Screening of Differentially Expressed Iron Death-Related Genes and the Construction of Prognosis Model in Patients with Renal Clear Cell Carcinoma.

Objective: In this study, we used the TCGA database and ICGC database to establish a prognostic model of iron death associated with renal cell carcinoma, which can provide predictive value for the identification of iron death-related genes and clinical treatment of renal clear cell carcinoma.

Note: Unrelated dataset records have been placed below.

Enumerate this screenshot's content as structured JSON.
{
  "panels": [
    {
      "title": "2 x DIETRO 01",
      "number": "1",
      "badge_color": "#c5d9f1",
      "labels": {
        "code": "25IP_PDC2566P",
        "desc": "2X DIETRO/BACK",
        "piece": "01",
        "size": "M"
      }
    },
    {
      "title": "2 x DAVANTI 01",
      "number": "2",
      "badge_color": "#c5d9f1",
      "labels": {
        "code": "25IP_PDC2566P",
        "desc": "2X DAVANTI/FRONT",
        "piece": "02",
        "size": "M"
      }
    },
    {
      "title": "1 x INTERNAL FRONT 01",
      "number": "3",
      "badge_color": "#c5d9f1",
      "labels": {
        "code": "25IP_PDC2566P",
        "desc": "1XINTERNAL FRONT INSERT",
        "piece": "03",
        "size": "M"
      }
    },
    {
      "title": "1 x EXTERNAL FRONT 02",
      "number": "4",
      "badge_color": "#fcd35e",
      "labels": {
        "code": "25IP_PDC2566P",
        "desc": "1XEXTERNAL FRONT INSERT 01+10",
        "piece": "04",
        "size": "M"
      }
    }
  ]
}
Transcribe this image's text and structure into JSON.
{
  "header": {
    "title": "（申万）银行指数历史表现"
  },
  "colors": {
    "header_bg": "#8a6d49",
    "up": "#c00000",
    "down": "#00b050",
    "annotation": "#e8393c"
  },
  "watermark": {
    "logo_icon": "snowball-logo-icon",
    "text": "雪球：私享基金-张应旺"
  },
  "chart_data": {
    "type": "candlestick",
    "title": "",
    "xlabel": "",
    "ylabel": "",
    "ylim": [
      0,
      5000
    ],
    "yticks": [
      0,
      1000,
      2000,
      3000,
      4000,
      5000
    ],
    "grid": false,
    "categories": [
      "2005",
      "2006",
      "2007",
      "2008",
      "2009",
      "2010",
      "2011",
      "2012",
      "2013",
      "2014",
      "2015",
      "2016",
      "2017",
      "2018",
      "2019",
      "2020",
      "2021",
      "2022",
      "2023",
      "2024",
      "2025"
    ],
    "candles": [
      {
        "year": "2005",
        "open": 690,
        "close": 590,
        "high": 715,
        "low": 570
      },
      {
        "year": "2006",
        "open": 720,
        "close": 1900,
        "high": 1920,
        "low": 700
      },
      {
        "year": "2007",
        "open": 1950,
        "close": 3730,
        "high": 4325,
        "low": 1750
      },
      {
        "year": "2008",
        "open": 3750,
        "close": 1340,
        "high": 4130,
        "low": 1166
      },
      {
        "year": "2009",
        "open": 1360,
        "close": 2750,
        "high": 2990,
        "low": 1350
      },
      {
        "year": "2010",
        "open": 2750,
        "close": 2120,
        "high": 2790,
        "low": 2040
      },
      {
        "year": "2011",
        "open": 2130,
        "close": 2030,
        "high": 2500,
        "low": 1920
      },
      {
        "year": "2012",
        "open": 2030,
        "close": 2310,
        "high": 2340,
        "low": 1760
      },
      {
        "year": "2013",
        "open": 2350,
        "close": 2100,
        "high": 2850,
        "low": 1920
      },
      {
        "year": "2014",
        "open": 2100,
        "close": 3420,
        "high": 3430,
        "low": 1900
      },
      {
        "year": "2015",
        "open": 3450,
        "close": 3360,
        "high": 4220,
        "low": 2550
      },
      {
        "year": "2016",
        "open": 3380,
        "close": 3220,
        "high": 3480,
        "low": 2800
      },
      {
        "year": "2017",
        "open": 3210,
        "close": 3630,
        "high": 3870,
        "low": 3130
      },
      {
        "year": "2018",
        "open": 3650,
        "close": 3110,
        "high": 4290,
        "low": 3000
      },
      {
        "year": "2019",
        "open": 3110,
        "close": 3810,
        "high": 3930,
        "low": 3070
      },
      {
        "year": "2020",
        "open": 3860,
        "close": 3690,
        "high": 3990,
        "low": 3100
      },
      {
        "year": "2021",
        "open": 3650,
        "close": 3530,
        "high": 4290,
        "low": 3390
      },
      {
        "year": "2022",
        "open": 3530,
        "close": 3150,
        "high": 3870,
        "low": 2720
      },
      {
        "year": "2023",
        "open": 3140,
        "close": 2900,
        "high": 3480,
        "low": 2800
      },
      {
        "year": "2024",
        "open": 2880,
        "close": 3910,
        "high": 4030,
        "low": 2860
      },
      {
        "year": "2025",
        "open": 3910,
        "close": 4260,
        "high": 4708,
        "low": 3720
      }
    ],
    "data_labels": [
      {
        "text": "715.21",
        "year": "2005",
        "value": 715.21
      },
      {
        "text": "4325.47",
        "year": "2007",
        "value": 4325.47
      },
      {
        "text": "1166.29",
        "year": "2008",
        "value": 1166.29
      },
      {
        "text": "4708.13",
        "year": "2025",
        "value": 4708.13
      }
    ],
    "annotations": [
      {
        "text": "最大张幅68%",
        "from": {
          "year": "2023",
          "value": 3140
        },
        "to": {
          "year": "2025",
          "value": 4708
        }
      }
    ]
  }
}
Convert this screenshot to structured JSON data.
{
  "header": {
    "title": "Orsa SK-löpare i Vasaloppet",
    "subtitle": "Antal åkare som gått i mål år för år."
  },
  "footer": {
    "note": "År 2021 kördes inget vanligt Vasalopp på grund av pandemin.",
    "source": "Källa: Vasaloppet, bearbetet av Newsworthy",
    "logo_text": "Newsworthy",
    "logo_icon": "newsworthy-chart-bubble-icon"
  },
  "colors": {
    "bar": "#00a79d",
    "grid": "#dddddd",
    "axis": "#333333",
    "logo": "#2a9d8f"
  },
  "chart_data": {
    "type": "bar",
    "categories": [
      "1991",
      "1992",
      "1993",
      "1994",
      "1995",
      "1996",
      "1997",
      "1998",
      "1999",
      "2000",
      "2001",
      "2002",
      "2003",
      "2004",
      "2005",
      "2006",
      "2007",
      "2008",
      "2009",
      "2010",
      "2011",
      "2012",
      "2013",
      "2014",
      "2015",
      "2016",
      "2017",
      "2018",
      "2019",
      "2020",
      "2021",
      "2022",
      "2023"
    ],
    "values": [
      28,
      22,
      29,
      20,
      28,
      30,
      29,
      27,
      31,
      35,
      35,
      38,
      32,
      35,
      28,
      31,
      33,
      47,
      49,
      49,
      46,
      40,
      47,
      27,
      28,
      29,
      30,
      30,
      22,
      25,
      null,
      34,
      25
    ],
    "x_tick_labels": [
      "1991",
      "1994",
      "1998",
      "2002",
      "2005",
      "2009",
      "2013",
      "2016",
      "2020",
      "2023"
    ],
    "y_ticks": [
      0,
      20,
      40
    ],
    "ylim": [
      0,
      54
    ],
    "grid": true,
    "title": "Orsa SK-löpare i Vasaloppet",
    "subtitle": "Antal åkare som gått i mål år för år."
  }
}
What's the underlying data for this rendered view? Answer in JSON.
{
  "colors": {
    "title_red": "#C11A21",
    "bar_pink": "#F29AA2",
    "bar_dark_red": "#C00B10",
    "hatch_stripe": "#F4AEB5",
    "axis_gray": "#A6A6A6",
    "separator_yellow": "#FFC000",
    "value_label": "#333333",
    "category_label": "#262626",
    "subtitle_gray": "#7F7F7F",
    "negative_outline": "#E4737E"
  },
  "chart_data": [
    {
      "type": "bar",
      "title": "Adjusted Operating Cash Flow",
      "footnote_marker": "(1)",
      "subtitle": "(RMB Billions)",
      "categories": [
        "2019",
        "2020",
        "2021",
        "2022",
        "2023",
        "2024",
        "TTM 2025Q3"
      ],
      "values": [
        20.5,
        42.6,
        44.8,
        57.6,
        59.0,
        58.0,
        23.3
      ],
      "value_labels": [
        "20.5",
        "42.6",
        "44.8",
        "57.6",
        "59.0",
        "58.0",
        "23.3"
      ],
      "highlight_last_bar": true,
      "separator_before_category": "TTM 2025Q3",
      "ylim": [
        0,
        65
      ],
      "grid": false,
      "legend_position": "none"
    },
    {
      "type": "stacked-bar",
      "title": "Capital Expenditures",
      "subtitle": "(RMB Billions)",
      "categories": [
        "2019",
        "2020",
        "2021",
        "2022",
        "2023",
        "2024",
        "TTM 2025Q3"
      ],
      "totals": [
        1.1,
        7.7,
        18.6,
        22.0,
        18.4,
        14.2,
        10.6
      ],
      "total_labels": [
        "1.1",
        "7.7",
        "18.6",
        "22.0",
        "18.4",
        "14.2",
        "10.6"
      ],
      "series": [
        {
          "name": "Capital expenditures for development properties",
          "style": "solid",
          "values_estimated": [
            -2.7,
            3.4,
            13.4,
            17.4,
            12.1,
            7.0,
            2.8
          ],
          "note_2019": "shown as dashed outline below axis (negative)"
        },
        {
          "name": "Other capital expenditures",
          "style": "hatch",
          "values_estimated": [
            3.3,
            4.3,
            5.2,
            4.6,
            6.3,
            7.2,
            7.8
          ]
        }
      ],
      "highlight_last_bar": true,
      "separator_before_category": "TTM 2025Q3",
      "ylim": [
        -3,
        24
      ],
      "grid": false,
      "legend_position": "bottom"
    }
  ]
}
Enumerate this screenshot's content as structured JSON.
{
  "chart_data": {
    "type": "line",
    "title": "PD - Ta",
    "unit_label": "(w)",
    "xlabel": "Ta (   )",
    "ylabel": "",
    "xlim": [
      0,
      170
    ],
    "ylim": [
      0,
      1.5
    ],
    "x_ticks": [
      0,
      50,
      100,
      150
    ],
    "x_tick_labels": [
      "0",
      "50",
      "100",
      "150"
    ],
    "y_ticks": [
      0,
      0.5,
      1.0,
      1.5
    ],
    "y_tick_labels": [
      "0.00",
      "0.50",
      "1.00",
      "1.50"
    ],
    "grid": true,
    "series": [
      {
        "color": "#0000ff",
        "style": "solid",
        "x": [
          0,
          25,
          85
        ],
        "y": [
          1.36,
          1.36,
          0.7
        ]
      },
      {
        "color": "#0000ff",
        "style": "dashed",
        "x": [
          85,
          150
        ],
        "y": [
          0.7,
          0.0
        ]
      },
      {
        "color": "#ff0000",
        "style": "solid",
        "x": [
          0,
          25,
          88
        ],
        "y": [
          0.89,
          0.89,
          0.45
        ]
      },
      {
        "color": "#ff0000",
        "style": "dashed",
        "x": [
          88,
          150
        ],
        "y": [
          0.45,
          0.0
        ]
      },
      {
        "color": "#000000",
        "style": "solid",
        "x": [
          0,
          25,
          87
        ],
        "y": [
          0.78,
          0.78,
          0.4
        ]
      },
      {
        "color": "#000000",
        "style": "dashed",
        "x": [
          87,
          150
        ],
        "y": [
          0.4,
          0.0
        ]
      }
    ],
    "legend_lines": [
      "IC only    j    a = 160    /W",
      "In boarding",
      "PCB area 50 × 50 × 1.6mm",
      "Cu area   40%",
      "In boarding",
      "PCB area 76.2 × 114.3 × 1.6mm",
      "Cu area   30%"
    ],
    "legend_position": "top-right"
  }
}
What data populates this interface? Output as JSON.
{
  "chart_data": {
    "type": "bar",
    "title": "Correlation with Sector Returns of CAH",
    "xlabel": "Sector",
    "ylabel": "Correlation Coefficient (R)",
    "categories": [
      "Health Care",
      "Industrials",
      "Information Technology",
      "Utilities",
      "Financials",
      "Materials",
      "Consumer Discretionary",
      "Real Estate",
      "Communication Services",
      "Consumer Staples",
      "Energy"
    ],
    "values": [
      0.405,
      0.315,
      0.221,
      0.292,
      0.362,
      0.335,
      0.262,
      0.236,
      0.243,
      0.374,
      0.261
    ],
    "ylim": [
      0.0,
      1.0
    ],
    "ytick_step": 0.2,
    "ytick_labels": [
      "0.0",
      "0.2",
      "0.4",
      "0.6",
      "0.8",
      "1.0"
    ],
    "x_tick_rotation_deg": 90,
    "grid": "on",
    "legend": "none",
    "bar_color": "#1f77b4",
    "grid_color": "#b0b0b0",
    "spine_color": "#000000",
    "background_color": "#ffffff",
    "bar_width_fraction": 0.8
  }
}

Methods: The gene expression profiles and clinical data of renal clear cell carcinoma and normal tissues were obtained in the TCGA database and ICGC database, and the differential genes related to iron death were screened out. The differential genes were screened out by single and multifactor Cox risk regression model. R software, "edge" package (version 4.0), was used to identify the DELs of 551 transcriptional gene samples and 522 clinical samples. The risk prediction model with genes was established to analyze the correlation between the genes in the established model and clinical characteristics, Through the final screening of iron death related genes, it can be used to predict the prognosis of renal clear cell carcinoma and provide advice for clinical targeted therapy. Results: Seven iron death differential genes (CLS2, FANCD2, PHKG2, ACSL3, ATP5MC3, CISD1, PEBP1) associated with renal clear cell carcinoma were finally screened and were refer to previous relevant studies. These genes are closely related to iron death and have great value for the prognosis of renal clear cell carcinoma. Conclusion: Seven iron death genes can accurately predict the survival of patients with renal clear cell carcinoma.